In this post, I’m going to outline three ways of plotting – two that are quite simple, and one that is far more detailed. Of course, there are more, but each method is essentially a variation on the same key concepts, just with differing levels of detail.

1. The Four Fundamentals.
This is the simplest method of plotting, containing just four elements:
– an inciting incident (which I talked about in this post: Where to Begin Your Story)
– a crisis
– climax
– resolution

If an inciting incident is an event that happens to the character, then the crisis is where the character takes control. It usually happens about half way through the book and it’s where the protagonist takes charge of their own destiny.

The climax is generally the emotional high point of the novel, where the author delivers the pay off for what they’ve been promising. It’s also usually where a character’s three level of conflicts – the internal, external and physical – come together.

The resolution is fairly self explanatory. It’s how the book ends – the character may have won, or lost, or experienced a little of both ie a win that comes at a cost.

2. The Disney Method
Need I explain how this method arose?
But even if you’re not writing a Disney movie, I find this is an easy way to come up with a short synopsis for your book.
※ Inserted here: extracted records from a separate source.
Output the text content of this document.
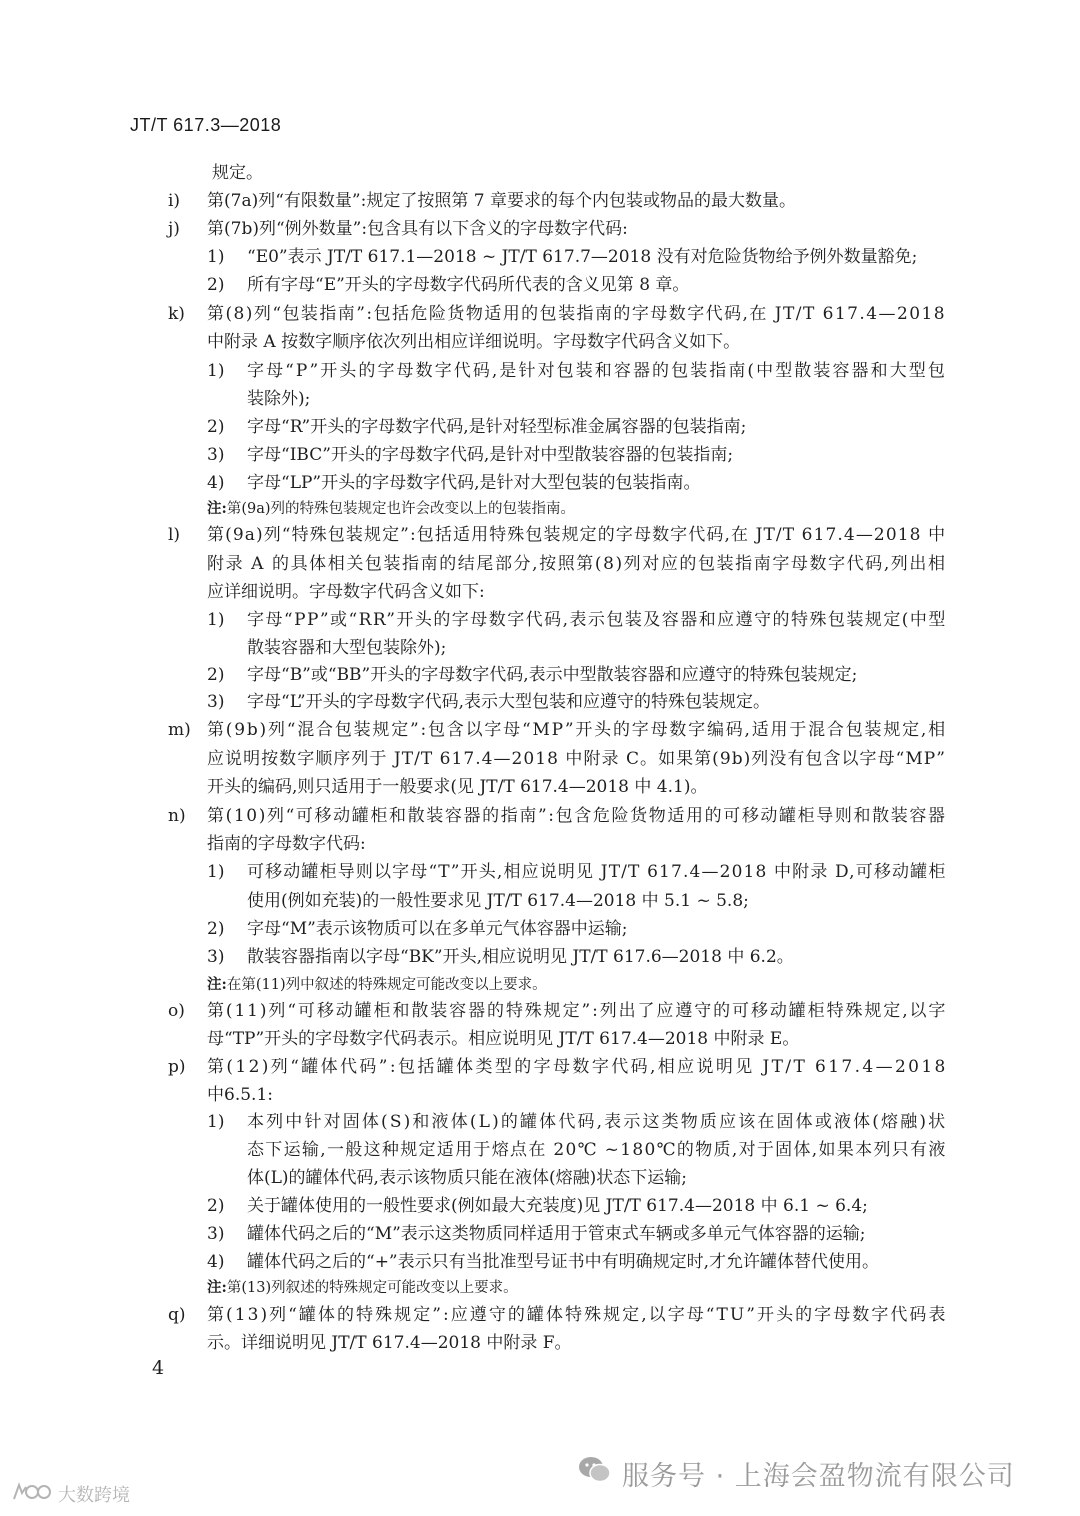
JT/T 617.3—2018
规定。
i) 第(7a)列“有限数量”:规定了按照第 7 章要求的每个内包装或物品的最大数量。
j) 第(7b)列“例外数量”:包含具有以下含义的字母数字代码:
1) “E0”表示 JT/T 617.1—2018 ~ JT/T 617.7—2018 没有对危险货物给予例外数量豁免;
2) 所有字母“E”开头的字母数字代码所代表的含义见第 8 章。
k) 第(8)列“包装指南”:包括危险货物适用的包装指南的字母数字代码,在 JT/T 617.4—2018
中附录 A 按数字顺序依次列出相应详细说明。字母数字代码含义如下。
1) 字母“P”开头的字母数字代码,是针对包装和容器的包装指南(中型散装容器和大型包
装除外);
2) 字母“R”开头的字母数字代码,是针对轻型标准金属容器的包装指南;
3) 字母“IBC”开头的字母数字代码,是针对中型散装容器的包装指南;
4) 字母“LP”开头的字母数字代码,是针对大型包装的包装指南。
注:第(9a)列的特殊包装规定也许会改变以上的包装指南。
l) 第(9a)列“特殊包装规定”:包括适用特殊包装规定的字母数字代码,在 JT/T 617.4—2018 中
附录 A 的具体相关包装指南的结尾部分,按照第(8)列对应的包装指南字母数字代码,列出相
应详细说明。字母数字代码含义如下:
1) 字母“PP”或“RR”开头的字母数字代码,表示包装及容器和应遵守的特殊包装规定(中型
散装容器和大型包装除外);
2) 字母“B”或“BB”开头的字母数字代码,表示中型散装容器和应遵守的特殊包装规定;
3) 字母“L”开头的字母数字代码,表示大型包装和应遵守的特殊包装规定。
m) 第(9b)列“混合包装规定”:包含以字母“MP”开头的字母数字编码,适用于混合包装规定,相
应说明按数字顺序列于 JT/T 617.4—2018 中附录 C。如果第(9b)列没有包含以字母“MP”
开头的编码,则只适用于一般要求(见 JT/T 617.4—2018 中 4.1)。
n) 第(10)列“可移动罐柜和散装容器的指南”:包含危险货物适用的可移动罐柜导则和散装容器
指南的字母数字代码:
1) 可移动罐柜导则以字母“T”开头,相应说明见 JT/T 617.4—2018 中附录 D,可移动罐柜
使用(例如充装)的一般性要求见 JT/T 617.4—2018 中 5.1 ~ 5.8;
2) 字母“M”表示该物质可以在多单元气体容器中运输;
3) 散装容器指南以字母“BK”开头,相应说明见 JT/T 617.6—2018 中 6.2。
注:在第(11)列中叙述的特殊规定可能改变以上要求。
o) 第(11)列“可移动罐柜和散装容器的特殊规定”:列出了应遵守的可移动罐柜特殊规定,以字
母“TP”开头的字母数字代码表示。相应说明见 JT/T 617.4—2018 中附录 E。
p) 第(12)列“罐体代码”:包括罐体类型的字母数字代码,相应说明见 JT/T 617.4—2018
中6.5.1:
1) 本列中针对固体(S)和液体(L)的罐体代码,表示这类物质应该在固体或液体(熔融)状
态下运输,一般这种规定适用于熔点在 20℃ ~180℃的物质,对于固体,如果本列只有液
体(L)的罐体代码,表示该物质只能在液体(熔融)状态下运输;
2) 关于罐体使用的一般性要求(例如最大充装度)见 JT/T 617.4—2018 中 6.1 ~ 6.4;
3) 罐体代码之后的“M”表示这类物质同样适用于管束式车辆或多单元气体容器的运输;
4) 罐体代码之后的“+”表示只有当批准型号证书中有明确规定时,才允许罐体替代使用。
注:第(13)列叙述的特殊规定可能改变以上要求。
q) 第(13)列“罐体的特殊规定”:应遵守的罐体特殊规定,以字母“TU”开头的字母数字代码表
示。详细说明见 JT/T 617.4—2018 中附录 F。
4
服务号 · 上海会盈物流有限公司
大数跨境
Bascially, the idea is to see if you can fit your story into the following description:

Once upon a time there were/was…. (this is where you name your character, perhaps what they do and who they are)
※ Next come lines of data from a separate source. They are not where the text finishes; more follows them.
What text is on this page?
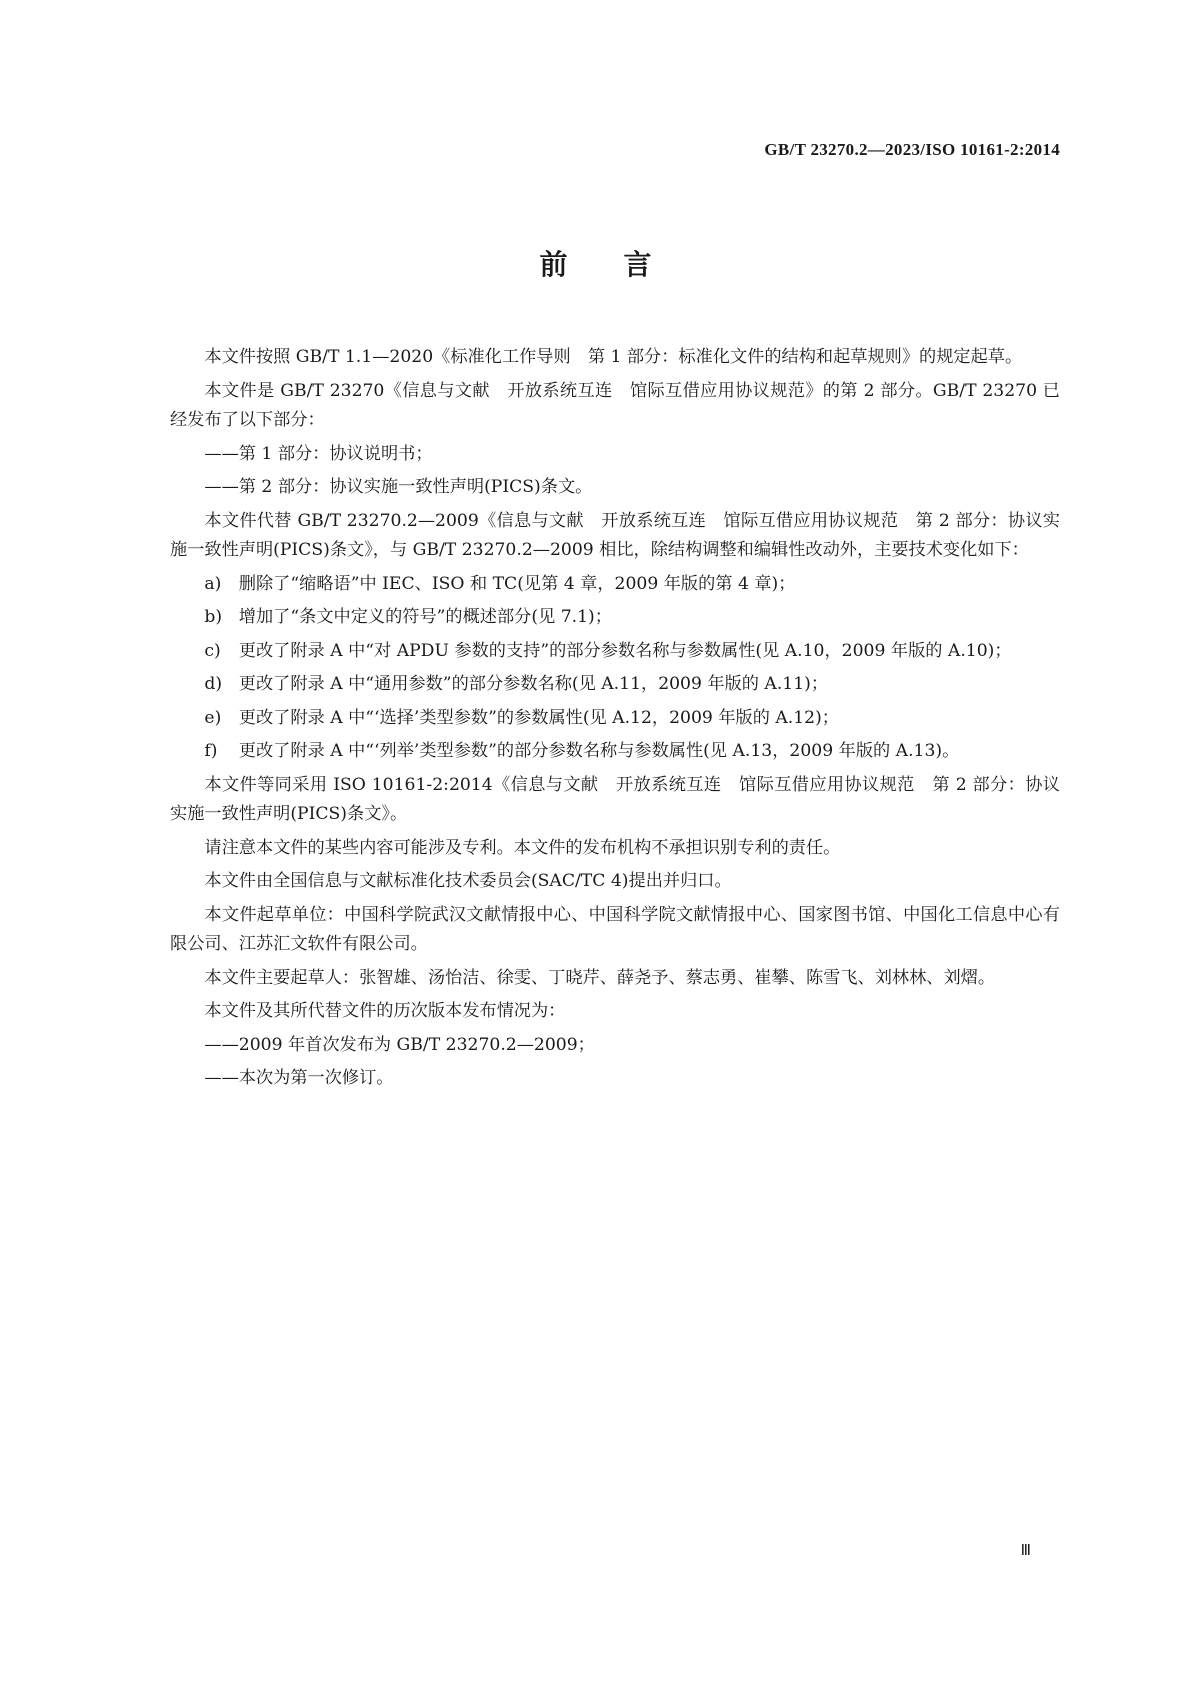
GB/T 23270.2—2023/ISO 10161-2:2014
前言

本文件按照 GB/T 1.1—2020《标准化工作导则　第 1 部分：标准化文件的结构和起草规则》的规定起草。

本文件是 GB/T 23270《信息与文献　开放系统互连　馆际互借应用协议规范》的第 2 部分。GB/T 23270 已经发布了以下部分：

——第 1 部分：协议说明书；

——第 2 部分：协议实施一致性声明(PICS)条文。

本文件代替 GB/T 23270.2—2009《信息与文献　开放系统互连　馆际互借应用协议规范　第 2 部分：协议实施一致性声明(PICS)条文》，与 GB/T 23270.2—2009 相比，除结构调整和编辑性改动外，主要技术变化如下：

a) 删除了“缩略语”中 IEC、ISO 和 TC(见第 4 章，2009 年版的第 4 章)；

b) 增加了“条文中定义的符号”的概述部分(见 7.1)；

c) 更改了附录 A 中“对 APDU 参数的支持”的部分参数名称与参数属性(见 A.10，2009 年版的 A.10)；

d) 更改了附录 A 中“通用参数”的部分参数名称(见 A.11，2009 年版的 A.11)；

e) 更改了附录 A 中“‘选择’类型参数”的参数属性(见 A.12，2009 年版的 A.12)；

f) 更改了附录 A 中“‘列举’类型参数”的部分参数名称与参数属性(见 A.13，2009 年版的 A.13)。

本文件等同采用 ISO 10161-2:2014《信息与文献　开放系统互连　馆际互借应用协议规范　第 2 部分：协议实施一致性声明(PICS)条文》。

请注意本文件的某些内容可能涉及专利。本文件的发布机构不承担识别专利的责任。

本文件由全国信息与文献标准化技术委员会(SAC/TC 4)提出并归口。

本文件起草单位：中国科学院武汉文献情报中心、中国科学院文献情报中心、国家图书馆、中国化工信息中心有限公司、江苏汇文软件有限公司。

本文件主要起草人：张智雄、汤怡洁、徐雯、丁晓芹、薛尧予、蔡志勇、崔攀、陈雪飞、刘林林、刘熠。

本文件及其所代替文件的历次版本发布情况为：

——2009 年首次发布为 GB/T 23270.2—2009；

——本次为第一次修订。

Ⅲ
Every day…. (What is life like for this character. What’s an average day for them. What’s missing.)

One day… (the inciting incident incurs)

Because of that… (What are the consequences of the inciting event. What does your character do? Do they go on some kind of journey)

Because that… (More fun and games. Your character keeps trying and failing)
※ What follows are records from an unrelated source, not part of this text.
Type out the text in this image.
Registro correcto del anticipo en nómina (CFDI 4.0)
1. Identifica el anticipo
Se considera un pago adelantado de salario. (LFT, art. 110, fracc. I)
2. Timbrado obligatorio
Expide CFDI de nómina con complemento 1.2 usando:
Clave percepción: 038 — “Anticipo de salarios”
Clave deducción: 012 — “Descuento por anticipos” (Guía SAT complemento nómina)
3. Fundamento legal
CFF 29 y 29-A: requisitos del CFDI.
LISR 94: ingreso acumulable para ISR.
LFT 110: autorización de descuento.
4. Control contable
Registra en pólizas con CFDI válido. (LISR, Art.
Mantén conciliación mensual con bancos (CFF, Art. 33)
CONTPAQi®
Until finally… (things come to a head. Your character succeeds or fails, but there is a resolution of sorts)

3. The Three Act Method
This one is the big grandaddy of them all – and, again, one that has its origins in stage and screen, but works perfectly well for novel writing. Apart from having three acts, this structure also tends to come with particular ‘turning points’ that each serve a different purpose.

To master this kind of plotting, the best idea is to do a workshop with a specialist in the area, or read one of the many books written on the topic. I’ve recently read Save the Cat Writes a Novel, which I highly recommend. To me, this kind of plot structure can be applied to any story but is particularly suited to a ‘hero’s journey’ type story where the focus is very much on a protatgonist’s transformation.